愛という名の劇物を飲み干すとき


白い大きな枕に散る、深い黒緑色の髪。
絹糸のように手触りが良さそうなその髪の毛は、一部白く色が抜けている。
真っ白なシーツにたゆたうように横たわり、眠る姿はとても綺麗。

「毒物を受け付けない体じゃ…なかったのかよ。」

呟くソウルの言葉に応えはない。
白いシーツの上の白い指先を握る。
触れればわずかに温かい。

「死神が人より先に死ぬなんて、洒落になんねーって。」

かすかにソウルの声が震える。
ソウルがキッドにその想いを告げたのが三ヶ月前。
今でもその時の情景がありありと思い出せる。
夕日に染まったデス・シティーはその全てを茜色に仕立てていた。キッドの頬までも。
それが、傾く西日のせいなのか、ソウルの告白のせいなのか、は後者だと信じている。

慌て、うろたえ、それでも真摯なソウルの言葉に頷いて。
ソウルは嬉しくて、その場で普段は髪の毛に隠されたその額へ、キスをしたことを覚えている。

それから、だ。
二人の関係は始まったけれど、キッドの体調は悪くなっていった。
「大丈夫か?」と聞いても「大丈夫。問題ない。
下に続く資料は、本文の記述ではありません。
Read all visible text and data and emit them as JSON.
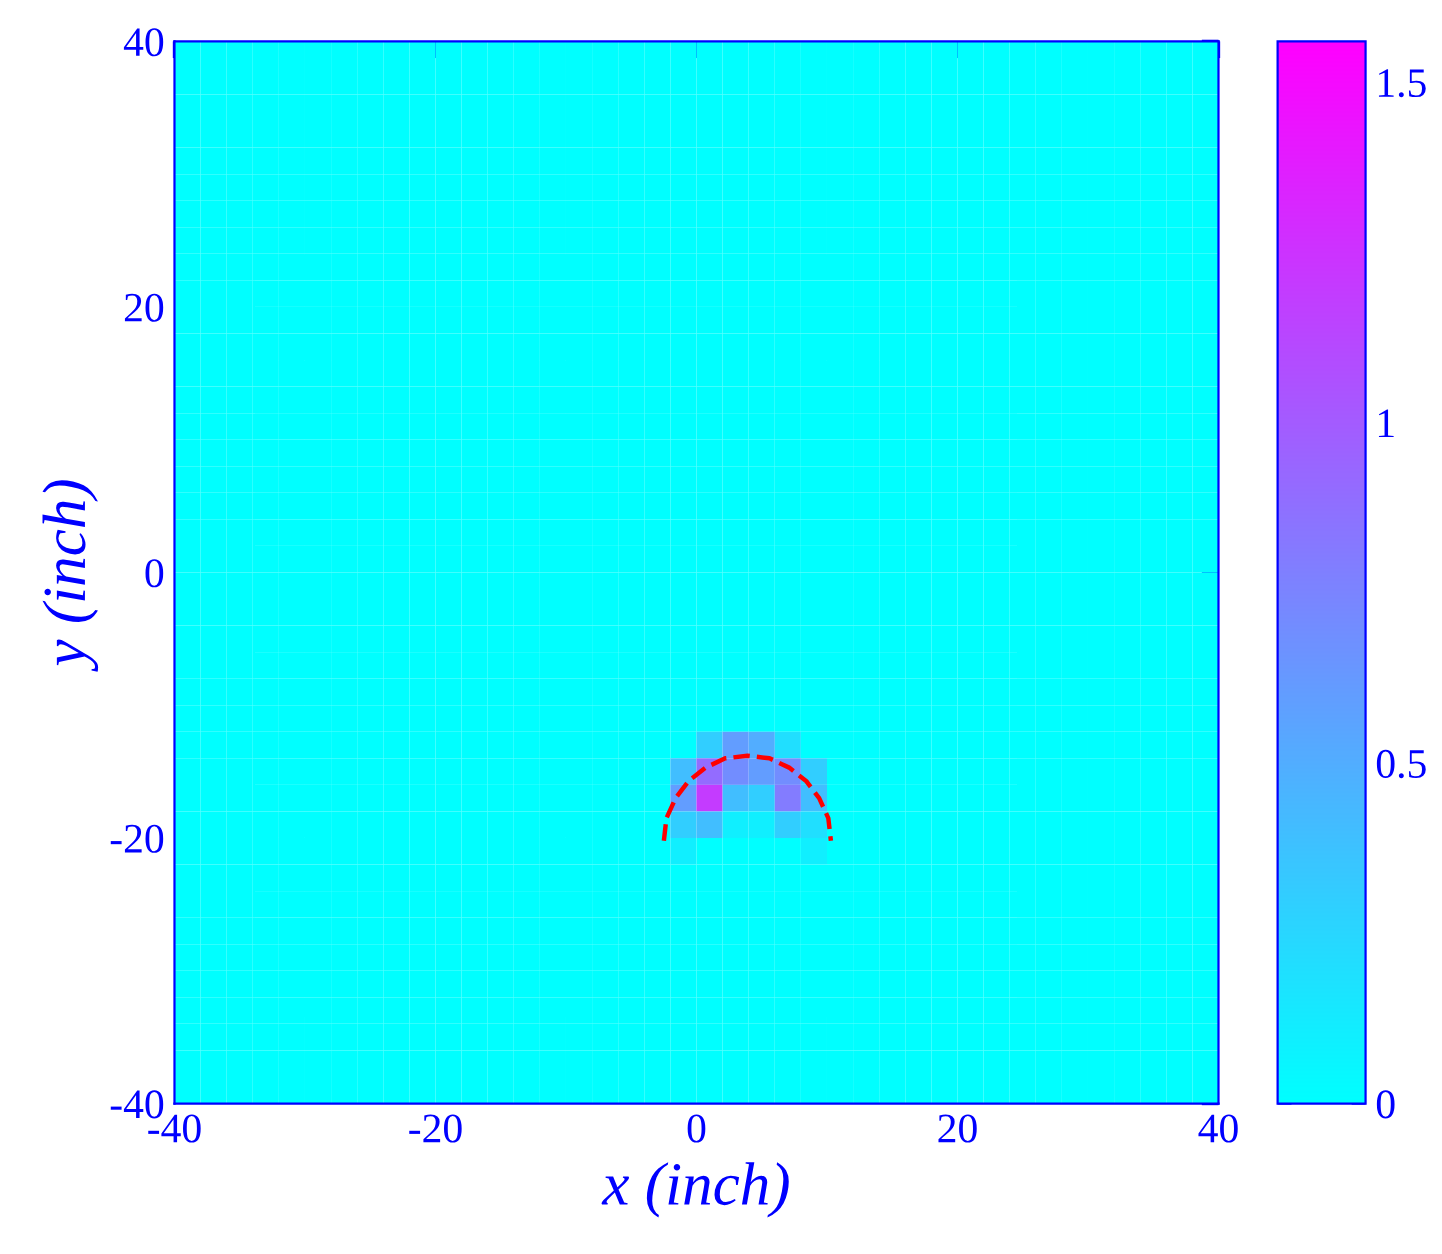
{
  "chart_data": {
    "type": "heatmap",
    "xlabel": "x (inch)",
    "ylabel": "y (inch)",
    "x": [
      -39,
      -37,
      -35,
      -33,
      -31,
      -29,
      -27,
      -25,
      -23,
      -21,
      -19,
      -17,
      -15,
      -13,
      -11,
      -9,
      -7,
      -5,
      -3,
      -1,
      1,
      3,
      5,
      7,
      9,
      11,
      13,
      15,
      17,
      19,
      21,
      23,
      25,
      27,
      29,
      31,
      33,
      35,
      37,
      39
    ],
    "y": [
      39,
      37,
      35,
      33,
      31,
      29,
      27,
      25,
      23,
      21,
      19,
      17,
      15,
      13,
      11,
      9,
      7,
      5,
      3,
      1,
      -1,
      -3,
      -5,
      -7,
      -9,
      -11,
      -13,
      -15,
      -17,
      -19,
      -21,
      -23,
      -25,
      -27,
      -29,
      -31,
      -33,
      -35,
      -37,
      -39
    ],
    "cells": [
      [
        0,
        0,
        0,
        0,
        0,
        0,
        0,
        0,
        0,
        0,
        0,
        0,
        0,
        0,
        0,
        0,
        0,
        0,
        0,
        0,
        0,
        0,
        0,
        0,
        0,
        0,
        0,
        0,
        0,
        0,
        0,
        0,
        0,
        0,
        0,
        0,
        0,
        0,
        0,
        0
      ],
      [
        0,
        0,
        0,
        0,
        0,
        0,
        0,
        0,
        0,
        0,
        0,
        0,
        0,
        0,
        0,
        0,
        0,
        0,
        0,
        0,
        0,
        0,
        0,
        0,
        0,
        0,
        0,
        0,
        0,
        0,
        0,
        0,
        0,
        0,
        0,
        0,
        0,
        0,
        0,
        0
      ],
      [
        0,
        0,
        0,
        0,
        0,
        0,
        0,
        0,
        0,
        0,
        0,
        0,
        0,
        0,
        0,
        0,
        0,
        0,
        0,
        0,
        0,
        0,
        0,
        0,
        0,
        0,
        0,
        0,
        0,
        0,
        0,
        0,
        0,
        0,
        0,
        0,
        0,
        0,
        0,
        0
      ],
      [
        0,
        0,
        0,
        0,
        0,
        0,
        0,
        0,
        0,
        0,
        0,
        0,
        0,
        0,
        0,
        0,
        0,
        0,
        0,
        0,
        0,
        0,
        0,
        0,
        0,
        0,
        0,
        0,
        0,
        0,
        0,
        0,
        0,
        0,
        0,
        0,
        0,
        0,
        0,
        0
      ],
      [
        0,
        0,
        0,
        0,
        0,
        0,
        0,
        0,
        0,
        0,
        0,
        0,
        0,
        0,
        0,
        0,
        0,
        0,
        0,
        0,
        0,
        0,
        0,
        0,
        0,
        0,
        0,
        0,
        0,
        0,
        0,
        0,
        0,
        0,
        0,
        0,
        0,
        0,
        0,
        0
      ],
      [
        0,
        0,
        0,
        0,
        0,
        0,
        0,
        0,
        0,
        0,
        0,
        0,
        0,
        0,
        0,
        0,
        0,
        0,
        0,
        0,
        0,
        0,
        0,
        0,
        0,
        0,
        0,
        0,
        0,
        0,
        0,
        0,
        0,
        0,
        0,
        0,
        0,
        0,
        0,
        0
      ],
      [
        0,
        0,
        0,
        0,
        0,
        0,
        0,
        0,
        0,
        0,
        0,
        0,
        0,
        0,
        0,
        0,
        0,
        0,
        0,
        0,
        0,
        0,
        0,
        0,
        0,
        0,
        0,
        0,
        0,
        0,
        0,
        0,
        0,
        0,
        0,
        0,
        0,
        0,
        0,
        0
      ],
      [
        0,
        0,
        0,
        0,
        0,
        0,
        0,
        0,
        0,
        0,
        0,
        0,
        0,
        0,
        0,
        0,
        0,
        0,
        0,
        0,
        0,
        0,
        0,
        0,
        0,
        0,
        0,
        0,
        0,
        0,
        0,
        0,
        0,
        0,
        0,
        0,
        0,
        0,
        0,
        0
      ],
      [
        0,
        0,
        0,
        0,
        0,
        0,
        0,
        0,
        0,
        0,
        0,
        0,
        0,
        0,
        0,
        0,
        0,
        0,
        0,
        0,
        0,
        0,
        0,
        0,
        0,
        0,
        0,
        0,
        0,
        0,
        0,
        0,
        0,
        0,
        0,
        0,
        0,
        0,
        0,
        0
      ],
      [
        0,
        0,
        0,
        0,
        0,
        0,
        0,
        0,
        0,
        0,
        0,
        0,
        0,
        0,
        0,
        0,
        0,
        0,
        0,
        0,
        0,
        0,
        0,
        0,
        0,
        0,
        0,
        0,
        0,
        0,
        0,
        0,
        0,
        0,
        0,
        0,
        0,
        0,
        0,
        0
      ],
      [
        0,
        0,
        0,
        0,
        0,
        0,
        0,
        0,
        0,
        0,
        0,
        0,
        0,
        0,
        0,
        0,
        0,
        0,
        0,
        0,
        0,
        0,
        0,
        0,
        0,
        0,
        0,
        0,
        0,
        0,
        0,
        0,
        0,
        0,
        0,
        0,
        0,
        0,
        0,
        0
      ],
      [
        0,
        0,
        0,
        0,
        0,
        0,
        0,
        0,
        0,
        0,
        0,
        0,
        0,
        0,
        0,
        0,
        0,
        0,
        0,
        0,
        0,
        0,
        0,
        0,
        0,
        0,
        0,
        0,
        0,
        0,
        0,
        0,
        0,
        0,
        0,
        0,
        0,
        0,
        0,
        0
      ],
      [
        0,
        0,
        0,
        0,
        0,
        0,
        0,
        0,
        0,
        0,
        0,
        0,
        0,
        0,
        0,
        0,
        0,
        0,
        0,
        0,
        0,
        0,
        0,
        0,
        0,
        0,
        0,
        0,
        0,
        0,
        0,
        0,
        0,
        0,
        0,
        0,
        0,
        0,
        0,
        0
      ],
      [
        0,
        0,
        0,
        0,
        0,
        0,
        0,
        0,
        0,
        0,
        0,
        0,
        0,
        0,
        0,
        0,
        0,
        0,
        0,
        0,
        0,
        0,
        0,
        0,
        0,
        0,
        0,
        0,
        0,
        0,
        0,
        0,
        0,
        0,
        0,
        0,
        0,
        0,
        0,
        0
      ],
      [
        0,
        0,
        0,
        0,
        0,
        0,
        0,
        0,
        0,
        0,
        0,
        0,
        0,
        0,
        0,
        0,
        0,
        0,
        0,
        0,
        0,
        0,
        0,
        0,
        0,
        0,
        0,
        0,
        0,
        0,
        0,
        0,
        0,
        0,
        0,
        0,
        0,
        0,
        0,
        0
      ],
      [
        0,
        0,
        0,
        0,
        0,
        0,
        0,
        0,
        0,
        0,
        0,
        0,
        0,
        0,
        0,
        0,
        0,
        0,
        0,
        0,
        0,
        0,
        0,
        0,
        0,
        0,
        0,
        0,
        0,
        0,
        0,
        0,
        0,
        0,
        0,
        0,
        0,
        0,
        0,
        0
      ],
      [
        0,
        0,
        0,
        0,
        0,
        0,
        0,
        0,
        0,
        0,
        0,
        0,
        0,
        0,
        0,
        0,
        0,
        0,
        0,
        0,
        0,
        0,
        0,
        0,
        0,
        0,
        0,
        0,
        0,
        0,
        0,
        0,
        0,
        0,
        0,
        0,
        0,
        0,
        0,
        0
      ],
      [
        0,
        0,
        0,
        0,
        0,
        0,
        0,
        0,
        0,
        0,
        0,
        0,
        0,
        0,
        0,
        0,
        0,
        0,
        0,
        0,
        0,
        0,
        0,
        0,
        0,
        0,
        0,
        0,
        0,
        0,
        0,
        0,
        0,
        0,
        0,
        0,
        0,
        0,
        0,
        0
      ],
      [
        0,
        0,
        0,
        0,
        0,
        0,
        0,
        0,
        0,
        0,
        0,
        0,
        0,
        0,
        0,
        0,
        0,
        0,
        0,
        0,
        0,
        0,
        0,
        0,
        0,
        0,
        0,
        0,
        0,
        0,
        0,
        0,
        0,
        0,
        0,
        0,
        0,
        0,
        0,
        0
      ],
      [
        0,
        0,
        0,
        0,
        0,
        0,
        0,
        0,
        0,
        0,
        0,
        0,
        0,
        0,
        0,
        0,
        0,
        0,
        0,
        0,
        0,
        0,
        0,
        0,
        0,
        0,
        0,
        0,
        0,
        0,
        0,
        0,
        0,
        0,
        0,
        0,
        0,
        0,
        0,
        0
      ],
      [
        0,
        0,
        0,
        0,
        0,
        0,
        0,
        0,
        0,
        0,
        0,
        0,
        0,
        0,
        0,
        0,
        0,
        0,
        0,
        0,
        0,
        0,
        0,
        0,
        0,
        0,
        0,
        0,
        0,
        0,
        0,
        0,
        0,
        0,
        0,
        0,
        0,
        0,
        0,
        0
      ],
      [
        0,
        0,
        0,
        0,
        0,
        0,
        0,
        0,
        0,
        0,
        0,
        0,
        0,
        0,
        0,
        0,
        0,
        0,
        0,
        0,
        0,
        0,
        0,
        0,
        0,
        0,
        0,
        0,
        0,
        0,
        0,
        0,
        0,
        0,
        0,
        0,
        0,
        0,
        0,
        0
      ],
      [
        0,
        0,
        0,
        0,
        0,
        0,
        0,
        0,
        0,
        0,
        0,
        0,
        0,
        0,
        0,
        0,
        0,
        0,
        0,
        0,
        0,
        0,
        0,
        0,
        0,
        0,
        0,
        0,
        0,
        0,
        0,
        0,
        0,
        0,
        0,
        0,
        0,
        0,
        0,
        0
      ],
      [
        0,
        0,
        0,
        0,
        0,
        0,
        0,
        0,
        0,
        0,
        0,
        0,
        0,
        0,
        0,
        0,
        0,
        0,
        0,
        0,
        0,
        0,
        0,
        0,
        0,
        0,
        0,
        0,
        0,
        0,
        0,
        0,
        0,
        0,
        0,
        0,
        0,
        0,
        0,
        0
      ],
      [
        0,
        0,
        0,
        0,
        0,
        0,
        0,
        0,
        0,
        0,
        0,
        0,
        0,
        0,
        0,
        0,
        0,
        0,
        0,
        0,
        0,
        0,
        0,
        0,
        0,
        0,
        0,
        0,
        0,
        0,
        0,
        0,
        0,
        0,
        0,
        0,
        0,
        0,
        0,
        0
      ],
      [
        0,
        0,
        0,
        0,
        0,
        0,
        0,
        0,
        0,
        0,
        0,
        0,
        0,
        0,
        0,
        0,
        0,
        0,
        0,
        0,
        0,
        0,
        0,
        0,
        0,
        0,
        0,
        0,
        0,
        0,
        0,
        0,
        0,
        0,
        0,
        0,
        0,
        0,
        0,
        0
      ],
      [
        0,
        0,
        0,
        0,
        0,
        0,
        0,
        0,
        0,
        0,
        0,
        0,
        0,
        0,
        0,
        0,
        0,
        0,
        0,
        0,
        0.3,
        0.6,
        0.5,
        0.2,
        0,
        0,
        0,
        0,
        0,
        0,
        0,
        0,
        0,
        0,
        0,
        0,
        0,
        0,
        0,
        0
      ],
      [
        0,
        0,
        0,
        0,
        0,
        0,
        0,
        0,
        0,
        0,
        0,
        0,
        0,
        0,
        0,
        0,
        0,
        0,
        0,
        0.4,
        0.9,
        0.7,
        0.6,
        0.7,
        0.3,
        0,
        0,
        0,
        0,
        0,
        0,
        0,
        0,
        0,
        0,
        0,
        0,
        0,
        0,
        0
      ],
      [
        0,
        0,
        0,
        0,
        0,
        0,
        0,
        0,
        0,
        0,
        0,
        0,
        0,
        0,
        0,
        0,
        0,
        0,
        0,
        0.6,
        1.2,
        0.4,
        0.3,
        0.8,
        0.4,
        0,
        0,
        0,
        0,
        0,
        0,
        0,
        0,
        0,
        0,
        0,
        0,
        0,
        0,
        0
      ],
      [
        0,
        0,
        0,
        0,
        0,
        0,
        0,
        0,
        0,
        0,
        0,
        0,
        0,
        0,
        0,
        0,
        0,
        0,
        0,
        0.3,
        0.4,
        0.1,
        0.1,
        0.3,
        0.2,
        0,
        0,
        0,
        0,
        0,
        0,
        0,
        0,
        0,
        0,
        0,
        0,
        0,
        0,
        0
      ],
      [
        0,
        0,
        0,
        0,
        0,
        0,
        0,
        0,
        0,
        0,
        0,
        0,
        0,
        0,
        0,
        0,
        0,
        0,
        0,
        0.1,
        0,
        0,
        0,
        0,
        0.1,
        0,
        0,
        0,
        0,
        0,
        0,
        0,
        0,
        0,
        0,
        0,
        0,
        0,
        0,
        0
      ],
      [
        0,
        0,
        0,
        0,
        0,
        0,
        0,
        0,
        0,
        0,
        0,
        0,
        0,
        0,
        0,
        0,
        0,
        0,
        0,
        0,
        0,
        0,
        0,
        0,
        0,
        0,
        0,
        0,
        0,
        0,
        0,
        0,
        0,
        0,
        0,
        0,
        0,
        0,
        0,
        0
      ],
      [
        0,
        0,
        0,
        0,
        0,
        0,
        0,
        0,
        0,
        0,
        0,
        0,
        0,
        0,
        0,
        0,
        0,
        0,
        0,
        0,
        0,
        0,
        0,
        0,
        0,
        0,
        0,
        0,
        0,
        0,
        0,
        0,
        0,
        0,
        0,
        0,
        0,
        0,
        0,
        0
      ],
      [
        0,
        0,
        0,
        0,
        0,
        0,
        0,
        0,
        0,
        0,
        0,
        0,
        0,
        0,
        0,
        0,
        0,
        0,
        0,
        0,
        0,
        0,
        0,
        0,
        0,
        0,
        0,
        0,
        0,
        0,
        0,
        0,
        0,
        0,
        0,
        0,
        0,
        0,
        0,
        0
      ],
      [
        0,
        0,
        0,
        0,
        0,
        0,
        0,
        0,
        0,
        0,
        0,
        0,
        0,
        0,
        0,
        0,
        0,
        0,
        0,
        0,
        0,
        0,
        0,
        0,
        0,
        0,
        0,
        0,
        0,
        0,
        0,
        0,
        0,
        0,
        0,
        0,
        0,
        0,
        0,
        0
      ],
      [
        0,
        0,
        0,
        0,
        0,
        0,
        0,
        0,
        0,
        0,
        0,
        0,
        0,
        0,
        0,
        0,
        0,
        0,
        0,
        0,
        0,
        0,
        0,
        0,
        0,
        0,
        0,
        0,
        0,
        0,
        0,
        0,
        0,
        0,
        0,
        0,
        0,
        0,
        0,
        0
      ],
      [
        0,
        0,
        0,
        0,
        0,
        0,
        0,
        0,
        0,
        0,
        0,
        0,
        0,
        0,
        0,
        0,
        0,
        0,
        0,
        0,
        0,
        0,
        0,
        0,
        0,
        0,
        0,
        0,
        0,
        0,
        0,
        0,
        0,
        0,
        0,
        0,
        0,
        0,
        0,
        0
      ],
      [
        0,
        0,
        0,
        0,
        0,
        0,
        0,
        0,
        0,
        0,
        0,
        0,
        0,
        0,
        0,
        0,
        0,
        0,
        0,
        0,
        0,
        0,
        0,
        0,
        0,
        0,
        0,
        0,
        0,
        0,
        0,
        0,
        0,
        0,
        0,
        0,
        0,
        0,
        0,
        0
      ],
      [
        0,
        0,
        0,
        0,
        0,
        0,
        0,
        0,
        0,
        0,
        0,
        0,
        0,
        0,
        0,
        0,
        0,
        0,
        0,
        0,
        0,
        0,
        0,
        0,
        0,
        0,
        0,
        0,
        0,
        0,
        0,
        0,
        0,
        0,
        0,
        0,
        0,
        0,
        0,
        0
      ],
      [
        0,
        0,
        0,
        0,
        0,
        0,
        0,
        0,
        0,
        0,
        0,
        0,
        0,
        0,
        0,
        0,
        0,
        0,
        0,
        0,
        0,
        0,
        0,
        0,
        0,
        0,
        0,
        0,
        0,
        0,
        0,
        0,
        0,
        0,
        0,
        0,
        0,
        0,
        0,
        0
      ]
    ],
    "clim": [
      0,
      1.56
    ],
    "cticks": [
      0,
      0.5,
      1,
      1.5
    ],
    "xlim": [
      -40,
      40
    ],
    "ylim": [
      -40,
      40
    ],
    "xticks": [
      -40,
      -20,
      0,
      20,
      40
    ],
    "yticks": [
      -40,
      -20,
      0,
      20,
      40
    ],
    "series": [
      {
        "type": "line",
        "color": "#ff0000",
        "line_style": "dashed",
        "x": [
          -2.5,
          -2.3,
          -1.6,
          -0.6,
          0.7,
          2.2,
          3.9,
          5.6,
          7.1,
          8.4,
          9.4,
          10.1,
          10.3
        ],
        "values": [
          -20.2,
          -18.5,
          -17.0,
          -15.7,
          -14.7,
          -14.0,
          -13.8,
          -14.0,
          -14.7,
          -15.7,
          -17.0,
          -18.5,
          -20.2
        ]
      }
    ],
    "grid": false
  }
}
」の一点張り。
けれどキッドの不調は顕著で、周囲が心配するほどだった。
ただ一人、死神様を除いては。

何も言わないキッドの代わりに死神様を問い詰めると、どこか怒りを含んだ声音で、けれど淡々とした口調でソウルに告げたのだ。

「キッド君は、生きることを放棄しちゃったんだよね。」
「…え?」

『神は全てを平等に扱う存在』だからこそ、ソウルの手を取ったキッドは、神としてふさわしくない、と自らを断罪したそうだ。
食事を取ることもしない。シュタインからの投薬や栄養剤の補給も拒否。
ただただ、今は死を迎えようとしているだけなのだという。

「わたしは死神で。どうしたって最終的に魂を狩るのがわたしの役目。分かるかなぁ?我が子の魂を狩らなきゃいけない、って事の意味。」

今にもソウルを射殺さんばかりの魂の波長よりも、ソウルはキッドの現状とその意志の強さにただただ慄いた。

「そんな…俺のせいで…?」
「それ以外に、何があるっていうの?
まぁ決めたのはキッド自身だから、わたしが何をいう事もないけどね。
でも、お前の魂だけは、苦しめて苦しめて、いっそ殺してくれ、と思えるほどにいたぶってから狩り取ることにしたよ。」

そんな問答もどこかソウルの中には響かず、ふらふらと立ち寄った死刑台屋敷。
リズとパティが何か言っていた気がするが、構わずキッドの寝室へと入った。

眠り続けるキッド。
既にかなりの生気が失われているように見える。
白い肌は蒼白に見えるほど。
呼吸を繰り返してはいるが、とても微弱で確かに『生きる』意志が感じられない。

「…どうして…お前は…死のうだなんて。
俺の想いが迷惑だったのか?俺がお前を好きだって言わなければ…」
「……ぅる……」

ソウルの独白に答えるように、キッドの瞳が開いた。
生気を欠いた瞳は、それでもなお綺麗だ。

「お前のせいじゃない。
お前の気持ちは嬉しかった。俺が、生きていて良かったと思える3ヶ月だった。」
「じゃあどうして!」

自然荒くなる語気に、キッドは困ったように力なく微笑んだ。

「仕方あるまい。俺は死神。
お前を好いた時から、魂の管理人として相応しくは無いのだから。」

存在理由がなくなった、と続けて、ソウルに指を伸ばした。

「俺がお前の存在理由には、なれないのか?」
「…ソウル…」
「俺の気持ちは、お前にとって毒以上かよ…」

涙声のソウルにキッドは綺麗に微笑んだ。

「愛に勝る劇物など、この世には存在しないのだと、俺も初めて知った。
そして、それはなかなか悪いものではない。」
「キッド…」
「もう、来るな。お前が辛いだけだ。」

悪かったな、と。
それがキッドの最期の言葉だった。

明日もまた来る、といい置いた筈なのに、死神様はその日のうちにキッドの魂を奪ってしまった。

ソウルに残ったもの。
それはキッドと過ごした三ヶ月の幸福だった思い出だけ。